The rate of change drove them to build a meta-data system. It grew to handle hundreds of insurance products. Once it was in place, it was easy to add new ones. It was handled by a team of about 10 developers. After a merger, they saw other teams with other approaches. One (larger) team had 700 hand-coded forms that dealt with only 9 insurance products and the rest were not much different. In theory, the merger was eager to acquire the recognised IT efficiency of the Smalltalk-using team. When the teams met to decide how, the political compromise solution was to reuse the design, but rewritten in C#: let us all be equal(ly ignorant of the language, as we've none of us written a line of C# before). (Niall said it a bit more tactfully and stressed this was just for background; he was here to talk about the positive value of Smalltalk, not the negative value of many mergers.) However it did provide language comparison experience.
Niall talked through why Smalltalk's pure object model makes it far easier to build meta-data systems. C# and Java stand in the way. It was very hard to come up with patterns that mapped the existing design onto C#. C# and Java are designed against meta approaches. But the harder problem was psychological. "You can take the developer out of Smalltalk but you can't take the Smalltalk out of a developer". Unfortunately, the converse is also true; none of the non-Smalltalkers could resist the static-typed language saying 'don't do this' about the meta-patterns. The upshot - if you need to deliver a meta-data-driven system, then expect to fail in C# or Java.
As well as getting delivered in the first place, the insurance system gave rapid delivery of new products.

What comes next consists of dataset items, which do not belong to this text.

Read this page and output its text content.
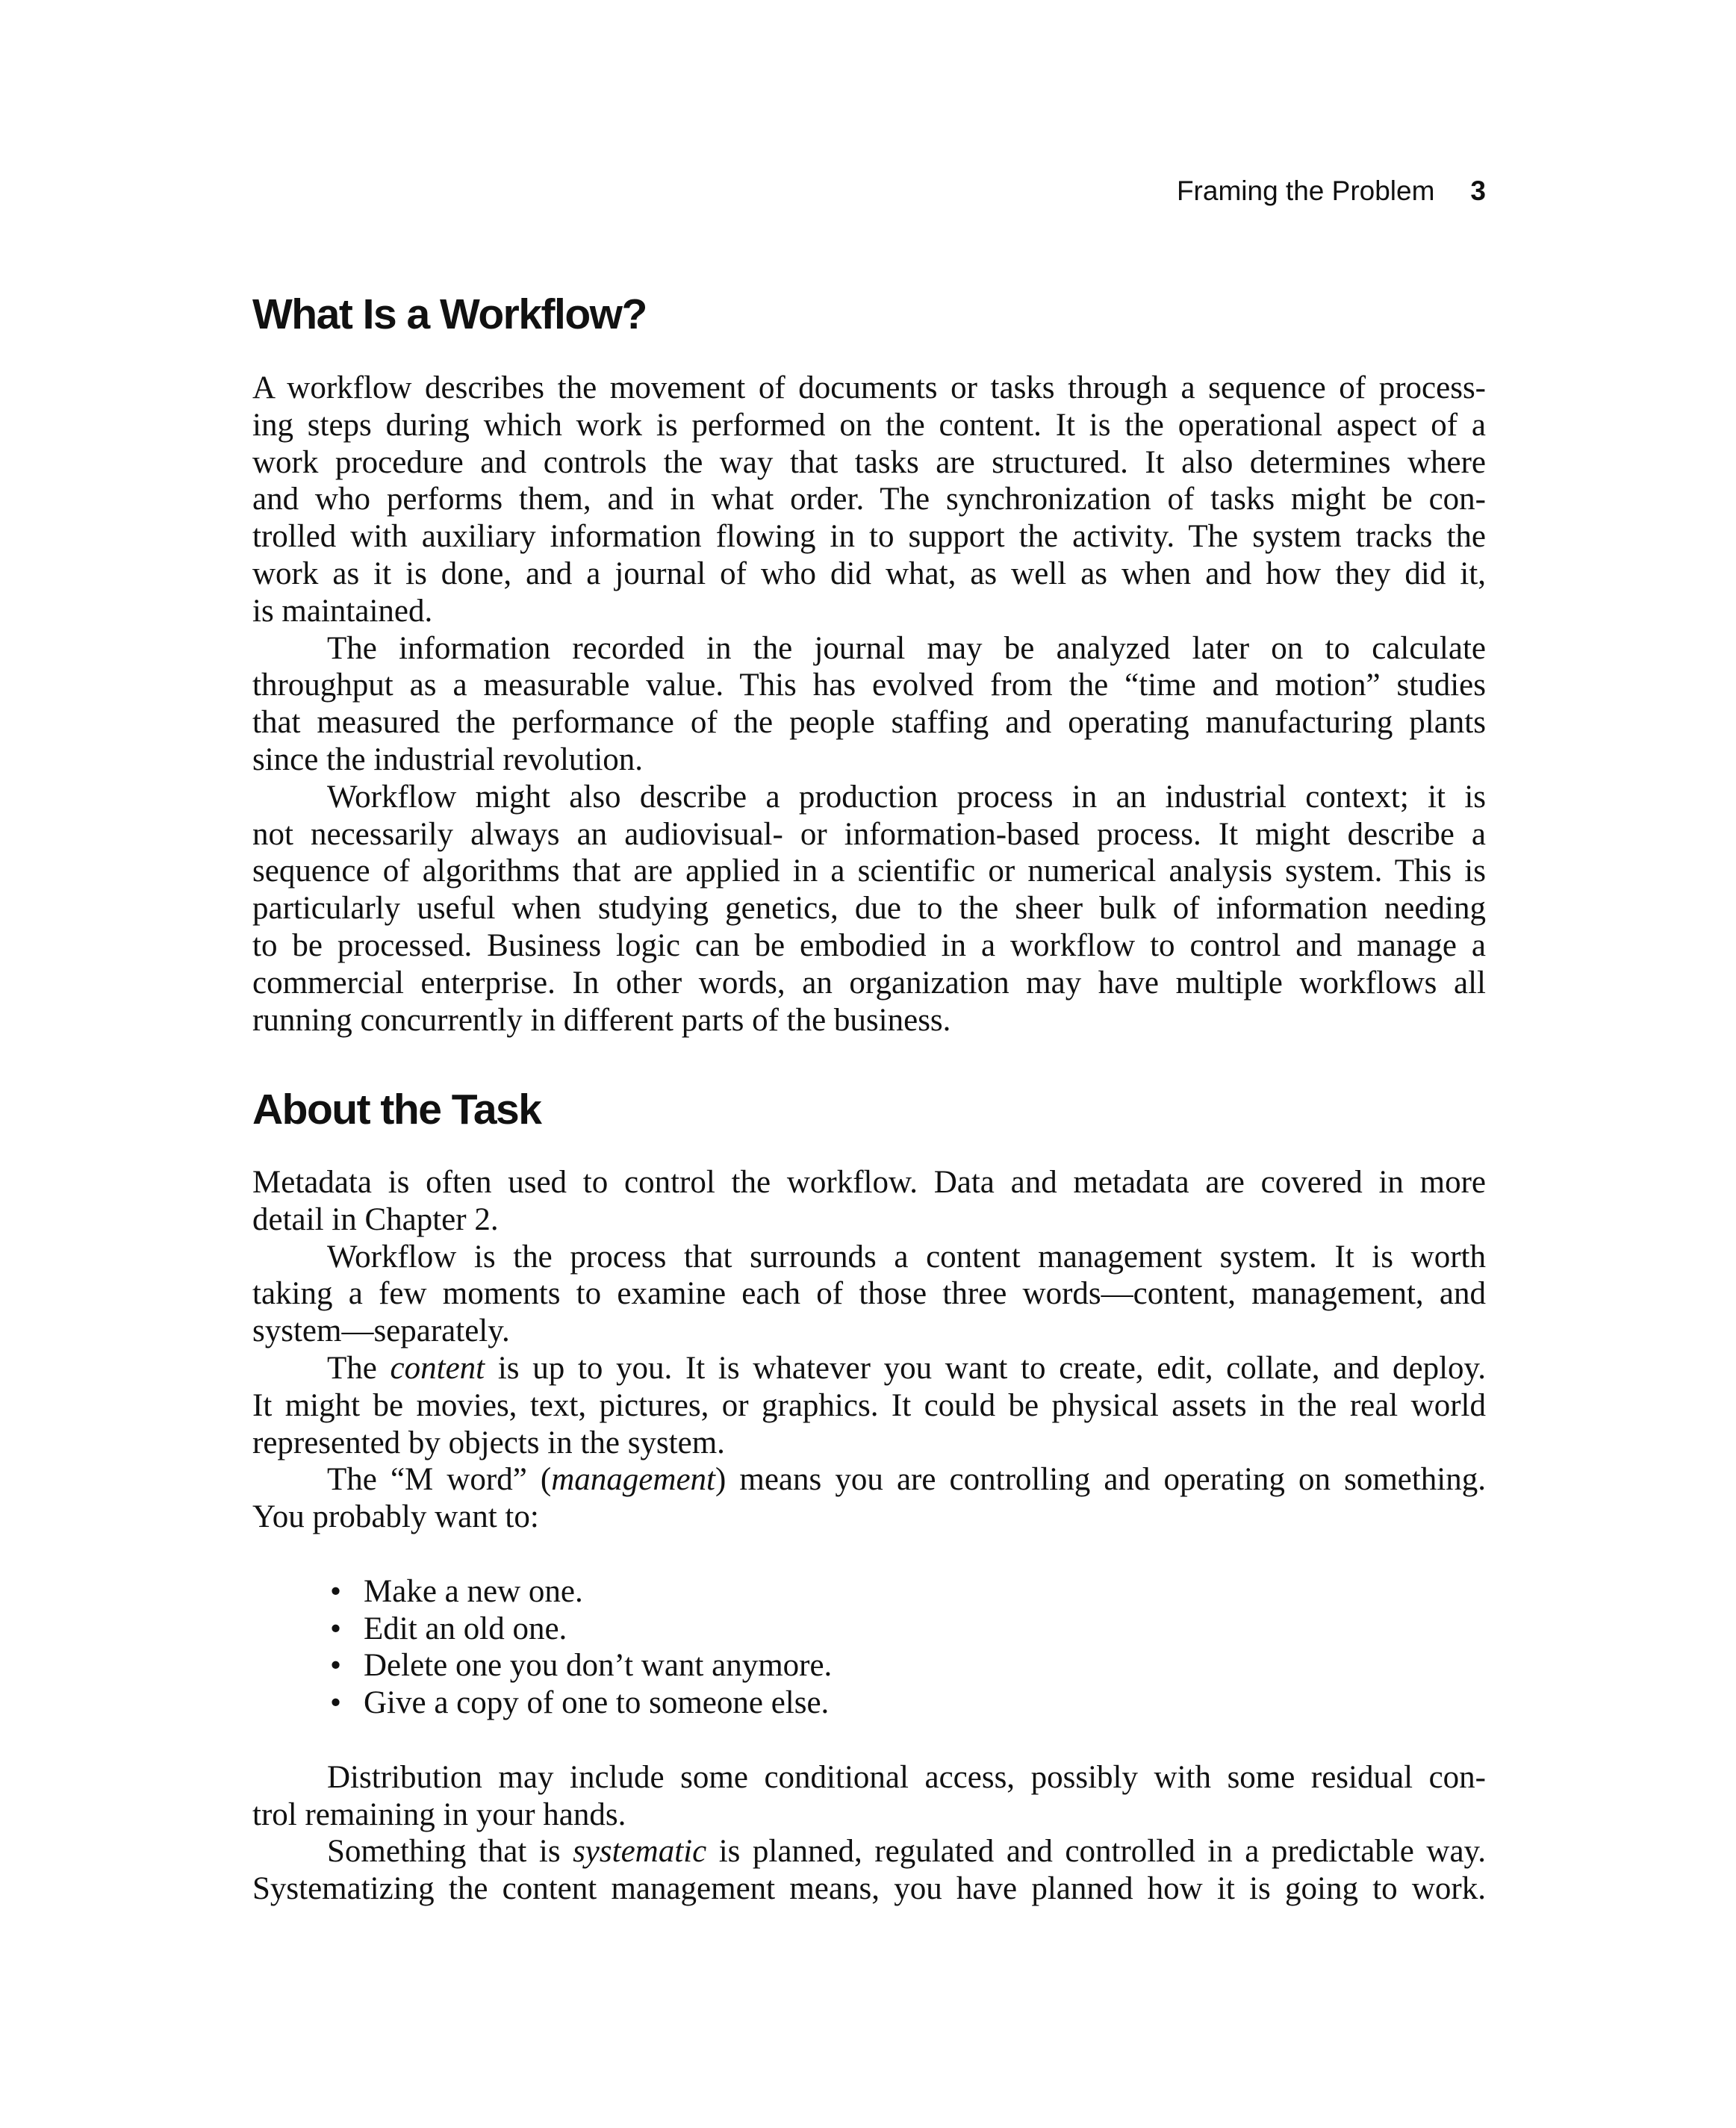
Framing the Problem 3
What Is a Workflow?
A workflow describes the movement of documents or tasks through a sequence of process-
ing steps during which work is performed on the content. It is the operational aspect of a
work procedure and controls the way that tasks are structured. It also determines where
and who performs them, and in what order. The synchronization of tasks might be con-
trolled with auxiliary information flowing in to support the activity. The system tracks the
work as it is done, and a journal of who did what, as well as when and how they did it,
is maintained.
The information recorded in the journal may be analyzed later on to calculate
throughput as a measurable value. This has evolved from the “time and motion” studies
that measured the performance of the people staffing and operating manufacturing plants
since the industrial revolution.
Workflow might also describe a production process in an industrial context; it is
not necessarily always an audiovisual- or information-based process. It might describe a
sequence of algorithms that are applied in a scientific or numerical analysis system. This is
particularly useful when studying genetics, due to the sheer bulk of information needing
to be processed. Business logic can be embodied in a workflow to control and manage a
commercial enterprise. In other words, an organization may have multiple workflows all
running concurrently in different parts of the business.
About the Task
Metadata is often used to control the workflow. Data and metadata are covered in more
detail in Chapter 2.
Workflow is the process that surrounds a content management system. It is worth
taking a few moments to examine each of those three words—content, management, and
system—separately.
The content is up to you. It is whatever you want to create, edit, collate, and deploy.
It might be movies, text, pictures, or graphics. It could be physical assets in the real world
represented by objects in the system.
The “M word” (management) means you are controlling and operating on something.
You probably want to:
• Make a new one.
• Edit an old one.
• Delete one you don’t want anymore.
• Give a copy of one to someone else.
Distribution may include some conditional access, possibly with some residual con-
trol remaining in your hands.
Something that is systematic is planned, regulated and controlled in a predictable way.
Systematizing the content management means, you have planned how it is going to work.
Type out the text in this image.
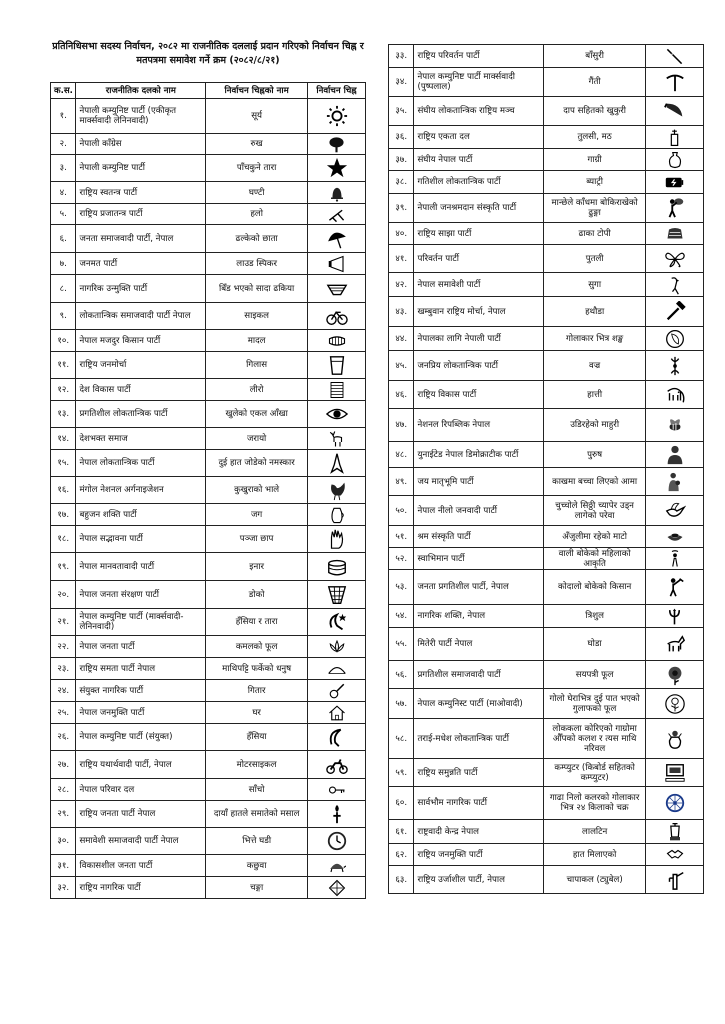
प्रतिनिधिसभा सदस्य निर्वाचन, २०८२ मा राजनीतिक दललाई प्रदान गरिएको निर्वाचन चिह्न र मतपत्रमा समावेश गर्ने क्रम (२०८२/८/२१)
क.स.	राजनीतिक दलको नाम	निर्वाचन चिह्नको नाम	निर्वाचन चिह्न
१.	नेपाली कम्युनिष्ट पार्टी (एकीकृत मार्क्सवादी लेनिनवादी)	सूर्य	

२.	नेपाली काँग्रेस	रुख	

३.	नेपाली कम्युनिष्ट पार्टी	पाँचकुने तारा	

४.	राष्ट्रिय स्वतन्त्र पार्टी	घण्टी	

५.	राष्ट्रिय प्रजातन्त्र पार्टी	हलो	

६.	जनता समाजवादी पार्टी, नेपाल	ढल्केको छाता	

७.	जनमत पार्टी	लाउड स्पिकर	

८.	नागरिक उन्मुक्ति पार्टी	बिँड भएको सादा ढकिया	

९.	लोकतान्त्रिक समाजवादी पार्टी नेपाल	साइकल	

१०.	नेपाल मजदुर किसान पार्टी	मादल	

११.	राष्ट्रिय जनमोर्चा	गिलास	

१२.	देश विकास पार्टी	लीरो	

१३.	प्रगतिशील लोकतान्त्रिक पार्टी	खुलेको एकल आँखा	

१४.	देशभक्त समाज	जरायो	

१५.	नेपाल लोकतान्त्रिक पार्टी	दुई हात जोडेको नमस्कार	

१६.	मंगोल नेशनल अर्गनाइजेशन	कुखुराको भाले	

१७.	बहुजन शक्ति पार्टी	जग	

१८.	नेपाल सद्भावना पार्टी	पञ्जा छाप	

१९.	नेपाल मानवतावादी पार्टी	इनार	

२०.	नेपाल जनता संरक्षण पार्टी	डोको	

२१.	नेपाल कम्युनिष्ट पार्टी (मार्क्सवादी-लेनिनवादी)	हँसिया र तारा	

२२.	नेपाल जनता पार्टी	कमलको फूल	

२३.	राष्ट्रिय समता पार्टी नेपाल	माथिपट्टि फर्केको धनुष	

२४.	संयुक्त नागरिक पार्टी	गितार	

२५.	नेपाल जनमुक्ति पार्टी	घर	

२६.	नेपाल कम्युनिष्ट पार्टी (संयुक्त)	हँसिया	

२७.	राष्ट्रिय यथार्थवादी पार्टी, नेपाल	मोटरसाइकल	

२८.	नेपाल परिवार दल	साँचो	

२९.	राष्ट्रिय जनता पार्टी नेपाल	दायाँ हातले समातेको मसाल	

३०.	समावेशी समाजवादी पार्टी नेपाल	भित्ते घडी	

३१.	विकासशील जनता पार्टी	कछुवा	

३२.	राष्ट्रिय नागरिक पार्टी	चङ्गा	
३३.	राष्ट्रिय परिवर्तन पार्टी	बाँसुरी	

३४.	नेपाल कम्युनिष्ट पार्टी मार्क्सवादी (पुष्पलाल)	गैंती	

३५.	संघीय लोकतान्त्रिक राष्ट्रिय मञ्च	दाप सहितको खुकुरी	

३६.	राष्ट्रिय एकता दल	तुलसी, मठ	

३७.	संघीय नेपाल पार्टी	गाग्री	

३८.	गतिशील लोकतान्त्रिक पार्टी	ब्याट्री	

३९.	नेपाली जनश्रमदान संस्कृति पार्टी	मान्छेले काँधमा बोकिराखेको ढुङ्गा	

४०.	राष्ट्रिय साझा पार्टी	ढाका टोपी	

४१.	परिवर्तन पार्टी	पुतली	

४२.	नेपाल समावेशी पार्टी	सुगा	

४३.	खम्बुवान राष्ट्रिय मोर्चा, नेपाल	हथौडा	

४४.	नेपालका लागि नेपाली पार्टी	गोलाकार भित्र शङ्ख	

४५.	जनप्रिय लोकतान्त्रिक पार्टी	वज्र	

४६.	राष्ट्रिय विकास पार्टी	हात्ती	

४७.	नेशनल रिपब्लिक नेपाल	उडिरहेको माहुरी	

४८.	युनाईटेड नेपाल डिमोक्राटीक पार्टी	पुरुष	

४९.	जय मातृभूमि पार्टी	काखमा बच्चा लिएको आमा	

५०.	नेपाल नीलो जनवादी पार्टी	चुच्चोले सिठ्ठी च्यापेर उड्न लागेको परेवा	

५१.	श्रम संस्कृति पार्टी	अँजुलीमा रहेको माटो	

५२.	स्वाभिमान पार्टी	वाली बोकेको महिलाको आकृति	

५३.	जनता प्रगतिशील पार्टी, नेपाल	कोदालो बोकेको किसान	

५४.	नागरिक शक्ति, नेपाल	त्रिशुल	

५५.	मितेरी पार्टी नेपाल	घोडा	

५६.	प्रगतिशील समाजवादी पार्टी	सयपत्री फूल	

५७.	नेपाल कम्युनिस्ट पार्टी (माओवादी)	गोलो घेराभित्र दुई पात भएको गुलाफको फूल	

५८.	तराई-मधेश लोकतान्त्रिक पार्टी	लोककला कोरिएको गाग्रोमा औँपको कलश र त्यस माथि नरिवल	

५९.	राष्ट्रिय समुन्नति पार्टी	कम्प्युटर (किबोर्ड सहितको कम्प्युटर)	

६०.	सार्वभौम नागरिक पार्टी	गाढा निलो कलरको गोलाकार भित्र २४ किलाको चक्र	

६१.	राष्ट्रवादी केन्द्र नेपाल	लालटिन	

६२.	राष्ट्रिय जनमुक्ति पार्टी	हात मिलाएको	

६३.	राष्ट्रिय उर्जाशील पार्टी, नेपाल	चापाकल (ट्युबेल)	
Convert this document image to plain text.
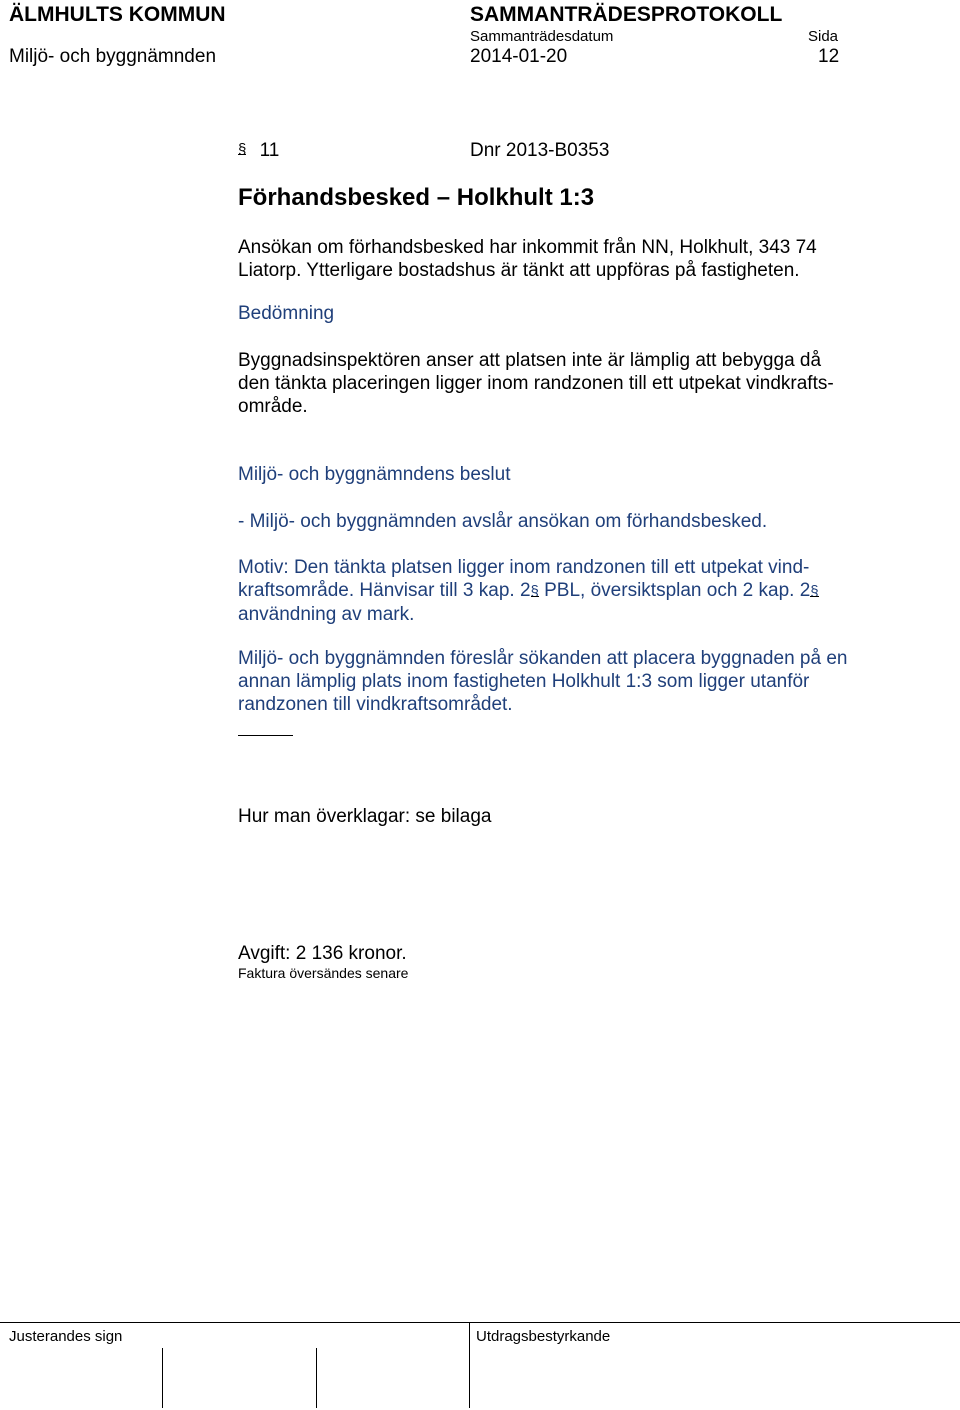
ÄLMHULTS KOMMUN	SAMMANTRÄDESPROTOKOLL
Sammanträdesdatum	Sida
Miljö- och byggnämnden	2014-01-20	12
§ 11	Dnr 2013-B0353
Förhandsbesked – Holkhult 1:3
Ansökan om förhandsbesked har inkommit från NN, Holkhult, 343 74
Liatorp. Ytterligare bostadshus är tänkt att uppföras på fastigheten.
Bedömning
Byggnadsinspektören anser att platsen inte är lämplig att bebygga då
den tänkta placeringen ligger inom randzonen till ett utpekat vindkrafts-
område.
Miljö- och byggnämndens beslut
- Miljö- och byggnämnden avslår ansökan om förhandsbesked.
Motiv: Den tänkta platsen ligger inom randzonen till ett utpekat vind-
kraftsområde. Hänvisar till 3 kap. 2§ PBL, översiktsplan och 2 kap. 2§
användning av mark.
Miljö- och byggnämnden föreslår sökanden att placera byggnaden på en
annan lämplig plats inom fastigheten Holkhult 1:3 som ligger utanför
randzonen till vindkraftsområdet.
Hur man överklagar: se bilaga
Avgift: 2 136 kronor.
Faktura översändes senare
Justerandes sign	Utdragsbestyrkande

In the Smalltalk system, changes were delivered fast, in the others much more slowly - and it also required a larger team. As for scalability - low hundreds of products versus 9 was the worst case comparison but not unrepresentative !!
Lastly, Smalltalk lets you reengineer. Any complex system will need this over time. Niall talked through what happened when the system's chief engineer suddenly realised he could use the meta-system to show the user visually what data in the UI was impacting a selected business logic rule. He knew the users would love it but the system hadn't been written for it and key data wasn't captured together. It took him just one week to complete a complicated custom refactoring that rewrote code scattered through the 5000 class, 100,000 method system.
(Smalltalk is also better when you need to refactor, i.e. migrate, data; any complex system needs that too. Niall had no time to talk through the example on that thanks to the computer problems at the start; catch it in Orlando).